The problem is that I am getting OutOfMemoryException as the byte[] data coming from server is quite big, thats why I need to figure it out first that am I doing something wrong ....
Yes. Well basically your fundamental problem is that you are trying to hold the entire string in memory at one time. This is always going to fail for a sufficiently large string ... even if you code it in the most optimal memory efficient fashion possible. (And that would be complicated in itself.)
The ultimate solution (i.e. the one that "scales") is to do one of the following:
stream the data to the file system, or
process it in such a way that you don't need ever need the entire "string" to be represented.
You asked if StringBuffer will help. It might help a bit ... provided that you use it correctly. The trick is to make sure that you preallocate the StringBuffer (actually a StringBuilder is better!!) to be big enough to hold all of the characters required. Then copy data into it using a charset decoder (directly or using a Reader pipeline).
But even with optimal coding, you are likely to need a peak of 3 times the size of your input byte[].
Note that your OOME problem is probably nothing to do with GC or storage leaks. It is actually about the fundamental space requirements of the data types you are using ... and the fact that Java does not offer a "string of bytes" data type.
There is no such OutOfMemoryException in my apidocs. If it's OutOfMemoryError, especially on the server-side, you definitely got a problem.
When you receive big requests from clients, those String related statements are not the first problem. Reducing 3X to 1X is not the solution.

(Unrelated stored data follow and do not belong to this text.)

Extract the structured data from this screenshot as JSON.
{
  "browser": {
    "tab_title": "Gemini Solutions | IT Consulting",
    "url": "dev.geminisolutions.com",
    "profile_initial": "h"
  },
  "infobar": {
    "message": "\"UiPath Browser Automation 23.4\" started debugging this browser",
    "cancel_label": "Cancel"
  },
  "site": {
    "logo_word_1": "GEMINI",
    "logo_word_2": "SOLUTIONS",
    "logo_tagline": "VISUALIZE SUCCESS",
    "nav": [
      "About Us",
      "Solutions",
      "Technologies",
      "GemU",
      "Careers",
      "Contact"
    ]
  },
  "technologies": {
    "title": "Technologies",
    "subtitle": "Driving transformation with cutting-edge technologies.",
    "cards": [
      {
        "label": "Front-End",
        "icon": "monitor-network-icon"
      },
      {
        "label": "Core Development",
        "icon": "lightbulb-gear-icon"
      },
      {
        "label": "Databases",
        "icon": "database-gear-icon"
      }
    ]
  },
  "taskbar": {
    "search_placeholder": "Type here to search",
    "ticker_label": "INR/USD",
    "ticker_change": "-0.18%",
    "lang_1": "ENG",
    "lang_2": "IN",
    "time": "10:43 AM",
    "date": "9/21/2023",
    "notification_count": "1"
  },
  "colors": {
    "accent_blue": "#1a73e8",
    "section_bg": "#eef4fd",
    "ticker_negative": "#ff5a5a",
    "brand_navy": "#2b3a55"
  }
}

I'm sorry I can't help without any further codes.
Use back-end storage
You should not store the whole request body on byte[]. You can store them directly on any back-end storage such as a local file, a remote database, or cloud storage.
I would
copy stream from request to back-end with small chunked buffer
Use streams
If can use Streams not Objects.
I would
response.getWriter().write("{\"Abcd\":");
copy <your back-end stored data as stream>);
response.getWriter().write("}");
Yes, if you use a Stringbuffer for the code you have, you would save 1mb of heap space in the last step. However, considering the size of data you have, I recommend an external memory algorithm where you bring only part of your data to memory, process it and put it back to storage.

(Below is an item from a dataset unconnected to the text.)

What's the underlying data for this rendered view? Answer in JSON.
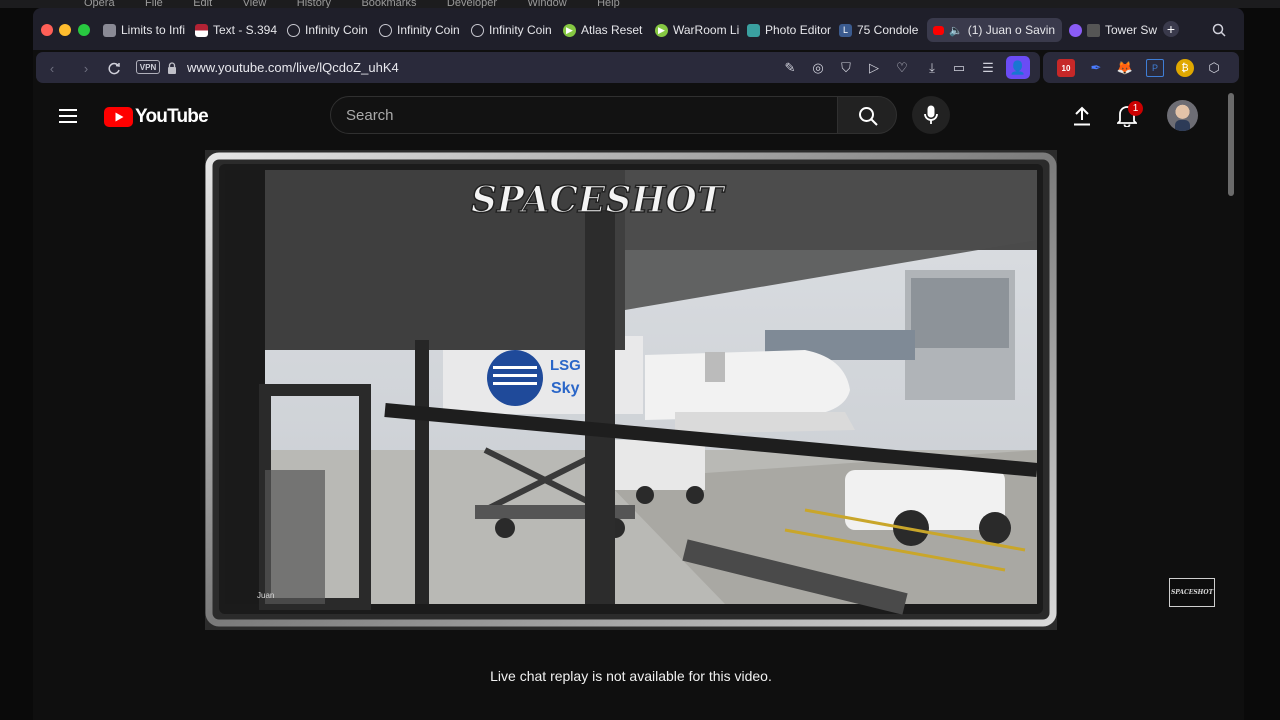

As others have mentioned, you should really try not to have such a big Object in your mobile app, and that streaming should be your best solution.
That said, there are some techniques to reduce the amount memory your app is using now:
Remove byte[] responseData entirely if possible, so the memory it used can be released ASAP (assuming it is not used anywhere else)
Create the largest String first, and then substring() it, Android uses Apache Harmony for its standard Java library implementation. If you check its String class implementation, you'll see that substring() is implemented simply by creating a new String object with the proper start and end offset to the original data and no duplicate copy is created. So doing the following would cuts the overall memory consumption by at least 1/3:
String withKey = StringBuilder().append("{\"Abcd\").append(str).append("}").toString();
String str = withKey.substring("{\"Abcd\".length(), withKey.length()-"}".length());
Never ever use something like "{\"Abcd\":" + str + "}" for large Strings, under the hood "string_a"+"string_b" is implemented as new StringBuilder().append("string_a").append("string_b").toString(); so implicitly you are creating two (or at least one if the compiler is mart) StringBuilders. For large Strings, it's better that you take over this process yourself as you have deep domain knowledge about your program that the compiler doesn't, and knows how to best manipulate the strings.